# Bild vom laptop auf tablet duplizieren



## alpenpoint (5. März 2012)

Hi,

gibts eine Software oder App die das *Bild vom Laptop auf den Tablet PC duplizieren* kann?

lg, Alpi


----------



## OSche (5. März 2012)

Ganz Spontan, ja Teamviewer App, auf Tablet und die exe am Lapi starten verbinden und los gehts.
TeamViewer: Fernwartung, Online Meeting und Fernzugriff - kostenlos für Privatnutzer

Sogar mit Tastatur- und Mausfunktion.


----------



## Iceananas (5. März 2012)

Eine kostenpflichtige, aber bessere Variante davon ist Splashtop HD/THD (für Tegra Tablets).

läuft mit wesentlich höherer Framerate und die Bedienung ist sehr gut.

Voraussetzung ist natürlich Android.
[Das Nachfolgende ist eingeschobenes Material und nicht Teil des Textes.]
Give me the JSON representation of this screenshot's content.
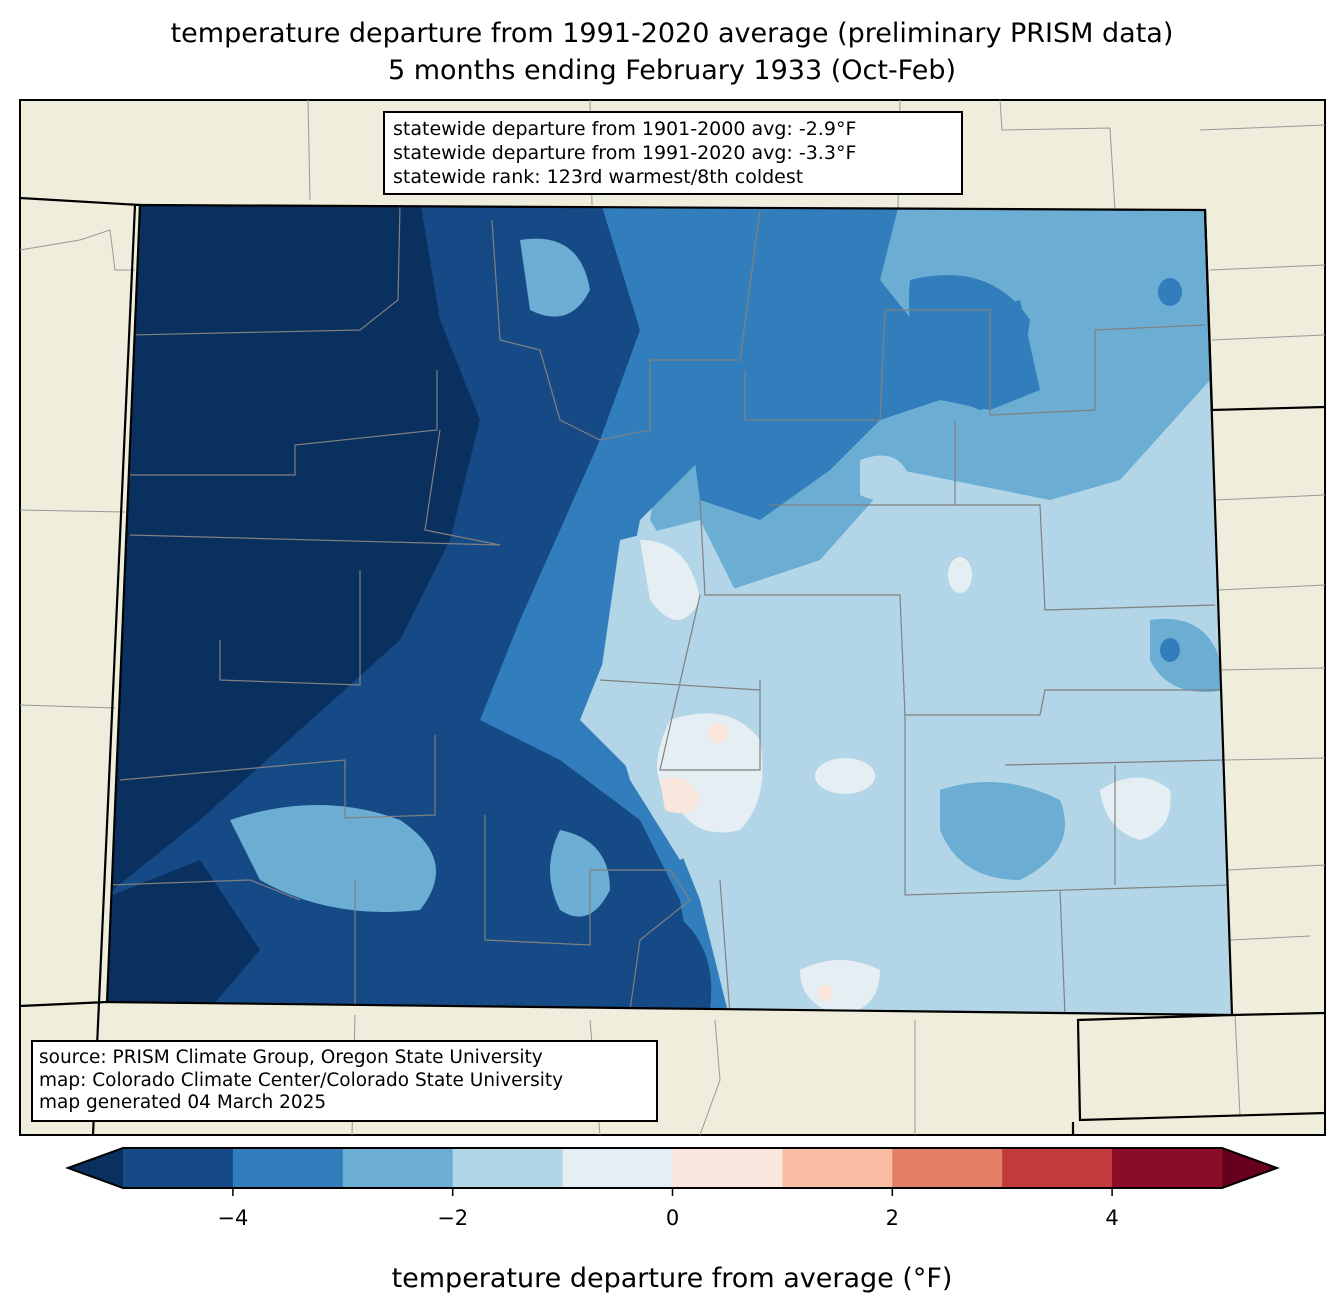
{
  "title": {
    "line1": "temperature departure from 1991-2020 average (preliminary PRISM data)",
    "line2": "5 months ending February 1933 (Oct-Feb)"
  },
  "stats": {
    "line1": "statewide departure from 1901-2000 avg: -2.9°F",
    "line2": "statewide departure from 1991-2020 avg: -3.3°F",
    "line3": "statewide rank: 123rd warmest/8th coldest"
  },
  "source": {
    "line1": "source: PRISM Climate Group, Oregon State University",
    "line2": "map: Colorado Climate Center/Colorado State University",
    "line3": "map generated 04 March 2025"
  },
  "colorbar": {
    "label": "temperature departure from average (°F)",
    "levels": [
      -5,
      -4,
      -3,
      -2,
      -1,
      0,
      1,
      2,
      3,
      4,
      5
    ],
    "colors": [
      "#154a87",
      "#327ebc",
      "#6badd3",
      "#b2d5e7",
      "#e5eef3",
      "#fae6dc",
      "#f9bda3",
      "#e47f67",
      "#c23a3b",
      "#890d27"
    ],
    "under_color": "#0a3060",
    "over_color": "#67001f",
    "ticks": [
      {
        "value": -4,
        "label": "−4"
      },
      {
        "value": -2,
        "label": "−2"
      },
      {
        "value": 0,
        "label": "0"
      },
      {
        "value": 2,
        "label": "2"
      },
      {
        "value": 4,
        "label": "4"
      }
    ]
  },
  "map_colors": {
    "land": "#efeddb",
    "county_line": "#808080",
    "state_line": "#000000"
  }
}
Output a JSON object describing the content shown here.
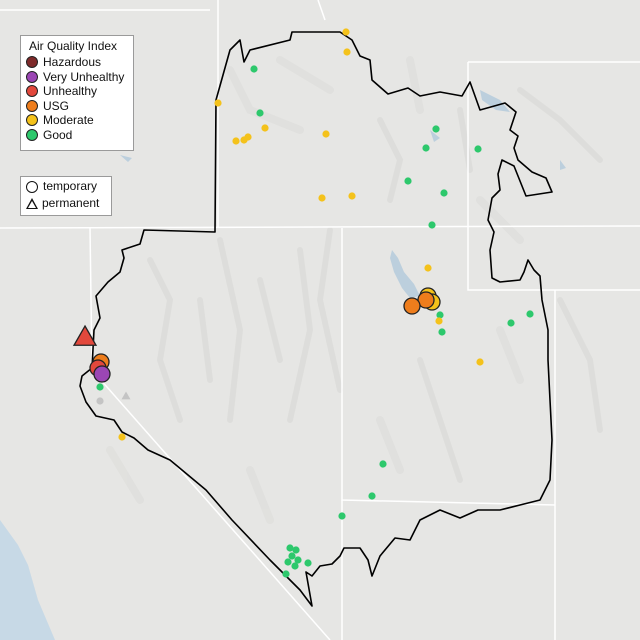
{
  "legend_aqi": {
    "title": "Air Quality Index",
    "items": [
      {
        "label": "Hazardous",
        "color": "#7e2a2a"
      },
      {
        "label": "Very Unhealthy",
        "color": "#9b46b4"
      },
      {
        "label": "Unhealthy",
        "color": "#e2483c"
      },
      {
        "label": "USG",
        "color": "#ee7d1c"
      },
      {
        "label": "Moderate",
        "color": "#f4c21b"
      },
      {
        "label": "Good",
        "color": "#2dc86c"
      }
    ]
  },
  "legend_type": {
    "items": [
      {
        "label": "temporary",
        "shape": "circle"
      },
      {
        "label": "permanent",
        "shape": "triangle"
      }
    ]
  },
  "map": {
    "basemap": "shaded-relief-light-gray",
    "ocean_color": "#c7d9e6",
    "land_color": "#e6e6e4",
    "boundary_color": "#000000",
    "state_line_color": "#ffffff"
  }
}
Bei Apple Geräten wüßte ich nichts.


----------



## OctoCore (5. März 2012)

iDisplay - für Äpfel *und* Androiden. 
Kann auch mehr als nur duplizieren - auch als echter erweiterter Desktop oder unabhängiger Zweitmoni.
Auf dem PC zocken und auf dem Tab-Screen die diversen CPU/GPU-Tools laufen lassen, so das man gleich weiß, was Sache ist.

Ansonsten - Teamview wurde schon erwähnt, VNC ... das übliche eben.


----------



## alpenpoint (6. März 2012)

Hallo,

vielen dank, ich werd mich mal unter den genannten Progs umschauen!



lg, Alpi


----------